Android smartphone manufactured by Xiaomi

The Xiaomi Mi A2 (also known as the Xiaomi Mi 6X in China) is a mid-range smartphone co-developed by Xiaomi and Google as part of Android One program.

== Specifications ==
===Hardware===

The phone features a 5.99 inches Full HD+ IPS LCD with 1080 x 2160 pixels and 403 ppi pixel density, unimetal body and Corning Gorilla Glass 5 protection. It is powered by Qualcomm Snapdragon 660 SoC with Adreno 512 GPU.and has a 2.0, Type-C 1.0 reversible connector. It has a dual rear camera setup with 12 MP Sony IMX486 primary camera (1.25 μm pixel size and f/1.75 aperture) and 20 MP Sony IMX376 secondary camera (2.0 μm pixel size and f/1.75 aperture). The front camera is 20 MP Sony IMX376 sensor with 2.0 μm pixel size with f/2.2 aperture. It has a 3010 mAh battery which supports Qualcomm Quick Charge 3.0 (4.0 for India).
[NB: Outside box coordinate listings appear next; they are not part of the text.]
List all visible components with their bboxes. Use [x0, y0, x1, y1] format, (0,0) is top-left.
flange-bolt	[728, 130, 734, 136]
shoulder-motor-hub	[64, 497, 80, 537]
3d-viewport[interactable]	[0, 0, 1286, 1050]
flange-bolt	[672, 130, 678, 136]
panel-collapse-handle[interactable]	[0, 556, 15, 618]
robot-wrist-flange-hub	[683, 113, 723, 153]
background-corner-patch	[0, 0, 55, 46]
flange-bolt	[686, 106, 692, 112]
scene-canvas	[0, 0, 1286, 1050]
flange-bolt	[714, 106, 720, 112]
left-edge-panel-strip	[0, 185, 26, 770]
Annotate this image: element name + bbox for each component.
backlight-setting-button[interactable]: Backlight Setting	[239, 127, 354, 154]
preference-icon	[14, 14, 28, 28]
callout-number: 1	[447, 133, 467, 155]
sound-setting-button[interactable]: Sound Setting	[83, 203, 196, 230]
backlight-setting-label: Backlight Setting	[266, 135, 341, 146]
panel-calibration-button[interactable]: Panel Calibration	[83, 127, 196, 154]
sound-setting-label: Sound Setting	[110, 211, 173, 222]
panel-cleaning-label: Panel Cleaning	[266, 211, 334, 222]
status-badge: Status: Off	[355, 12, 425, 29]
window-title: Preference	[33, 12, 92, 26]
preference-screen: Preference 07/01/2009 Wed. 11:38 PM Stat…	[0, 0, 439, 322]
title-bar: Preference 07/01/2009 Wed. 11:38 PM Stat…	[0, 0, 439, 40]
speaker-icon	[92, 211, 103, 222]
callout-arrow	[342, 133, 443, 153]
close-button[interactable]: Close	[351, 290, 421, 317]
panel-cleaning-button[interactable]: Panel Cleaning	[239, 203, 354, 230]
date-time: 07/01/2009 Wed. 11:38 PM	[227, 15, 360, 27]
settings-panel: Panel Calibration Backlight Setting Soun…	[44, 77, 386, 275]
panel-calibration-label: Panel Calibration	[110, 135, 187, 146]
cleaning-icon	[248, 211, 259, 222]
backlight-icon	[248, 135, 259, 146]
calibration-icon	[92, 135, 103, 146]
This is the first mid-range Xiaomi smartphone to remove the 3.5 mm audio jack and microSD slot.

===Software===

The Xiaomi Mi A2 is part of the Android One program where software updates are provided directly from Google. The Mi 6X variant runs on Xiaomi's MIUI.

It is preinstalled with Android 8.1.0 "Oreo" out of the box, and can be upgraded to Android 10. Unofficially, the stock operating system can be replaced with Ubuntu Touch or PixelExperience.

As a part of the Android One program, Mi A2 provides a Stock Android experience and UI very close to Google Pixel UI.

===Release===

The Xiaomi Mi A2 is a re-branded Xiaomi Mi 6X phone. The Xiaomi Mi 6X was first released in April 2018, while the A2 was released in July 2018. A stripped-down version of the phone was released on the same month known as Xiaomi Mi A2 Lite.

The Mi A2 Lite, however, did include 3.5 mm audio jack, microSD slot and a higher battery capacity (4000 mAh). Unlike the regular Mi A2, the Mi A2 Lite is based on Xiaomi's budget Redmi series. A variant of this phone is known as Redmi 6 Pro, which shares the same hardware specification, but runs on MIUI user interface instead of Android One.